Деймон показал соответствующий жест, соединив большой и указательный пальцы правой руки, а затем, вновь улыбнувшись, забрал свою кожаную куртку с соседнего места и направился к выходу, оставив Лив в полном недоумении. Сейчас Деймон понимал одно: спастись от того, что он переживает сейчас, женщины ему не помогут.

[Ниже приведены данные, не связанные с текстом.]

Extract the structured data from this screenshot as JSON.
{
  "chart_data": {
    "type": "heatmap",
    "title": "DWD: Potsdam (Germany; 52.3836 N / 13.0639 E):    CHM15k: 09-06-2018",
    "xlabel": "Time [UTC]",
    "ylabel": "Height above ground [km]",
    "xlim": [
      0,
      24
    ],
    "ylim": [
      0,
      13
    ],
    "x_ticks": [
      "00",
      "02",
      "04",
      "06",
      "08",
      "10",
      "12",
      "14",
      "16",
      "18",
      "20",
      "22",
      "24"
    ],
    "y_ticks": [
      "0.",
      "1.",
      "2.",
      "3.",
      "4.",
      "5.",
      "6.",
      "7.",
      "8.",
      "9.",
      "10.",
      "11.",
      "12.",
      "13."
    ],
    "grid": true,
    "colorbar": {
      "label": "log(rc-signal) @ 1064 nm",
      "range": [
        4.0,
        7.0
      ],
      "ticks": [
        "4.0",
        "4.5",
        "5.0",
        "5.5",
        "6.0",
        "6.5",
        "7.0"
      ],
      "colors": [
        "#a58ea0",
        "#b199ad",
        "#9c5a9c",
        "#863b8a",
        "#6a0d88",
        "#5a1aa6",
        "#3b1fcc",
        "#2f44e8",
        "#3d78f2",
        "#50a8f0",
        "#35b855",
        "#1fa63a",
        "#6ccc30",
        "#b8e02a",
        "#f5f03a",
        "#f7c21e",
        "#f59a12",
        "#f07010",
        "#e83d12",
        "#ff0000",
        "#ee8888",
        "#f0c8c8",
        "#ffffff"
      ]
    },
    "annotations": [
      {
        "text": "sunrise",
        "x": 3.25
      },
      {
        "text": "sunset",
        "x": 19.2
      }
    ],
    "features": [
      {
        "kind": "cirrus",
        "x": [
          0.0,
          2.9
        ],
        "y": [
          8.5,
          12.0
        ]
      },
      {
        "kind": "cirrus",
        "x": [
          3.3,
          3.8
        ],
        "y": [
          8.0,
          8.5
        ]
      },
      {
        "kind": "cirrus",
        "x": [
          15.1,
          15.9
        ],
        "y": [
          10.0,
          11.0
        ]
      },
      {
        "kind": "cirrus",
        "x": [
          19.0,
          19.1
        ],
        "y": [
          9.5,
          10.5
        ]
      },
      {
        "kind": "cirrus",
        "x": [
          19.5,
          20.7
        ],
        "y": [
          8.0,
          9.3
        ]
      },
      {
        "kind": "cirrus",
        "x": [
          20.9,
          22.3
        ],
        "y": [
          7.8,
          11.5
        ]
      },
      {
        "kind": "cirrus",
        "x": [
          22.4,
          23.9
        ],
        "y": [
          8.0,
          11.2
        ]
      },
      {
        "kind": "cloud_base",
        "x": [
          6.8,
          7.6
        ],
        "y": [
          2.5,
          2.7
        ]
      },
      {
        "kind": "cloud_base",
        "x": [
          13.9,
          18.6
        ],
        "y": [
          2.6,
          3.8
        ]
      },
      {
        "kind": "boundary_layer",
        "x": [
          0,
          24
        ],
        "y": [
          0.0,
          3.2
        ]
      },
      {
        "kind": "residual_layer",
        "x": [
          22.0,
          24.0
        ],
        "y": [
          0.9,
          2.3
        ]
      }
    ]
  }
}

Когда Деймон вышел из паба, на улице бушевал ливень. Кожа мгновенно покрылась мурашками, а по телу разошлась ледяная дрожь, но надевать куртку не было никакого смысла: она бы не спасла. Улица горела вывесками пабов и магазинов и десятками фар проносившихся мимо автомобилей. Тысячи капель, падавшие на землю в свете фонарей, были похожи на миллионы огненных искр. Деймон глубоко, как только мог, вдохнул холодный ночной воздух, чувствуя, как капли дождя стекают по телу. Лондонцы, которым не посчастливилось попасть под такой ливень, кутаясь в воротники осенних пальто, которые нисколько не грели, и прячась под зонтами, смотрели на Деймона, который стоял неподалеку от паба, никак не пытаясь укрыться, как на сумасшедшего, но он какое-то время, словно закованный в цепи, не мог даже пошевелиться. Сердце вновь начало биться быстрее, и Деймон открыл глаза спустя полминуты, когда волосы и почти вся одежда на нем были влажными насквозь. Выдохнув, почувствовав, как к щекам, несмотря ни на что, приливает тепло, он, не чувствуя под собой ног, жадно хватая ртом воздух, бросился в дождливую ночь, к улицам, которые никогда не знал, толком не понимая, куда идет.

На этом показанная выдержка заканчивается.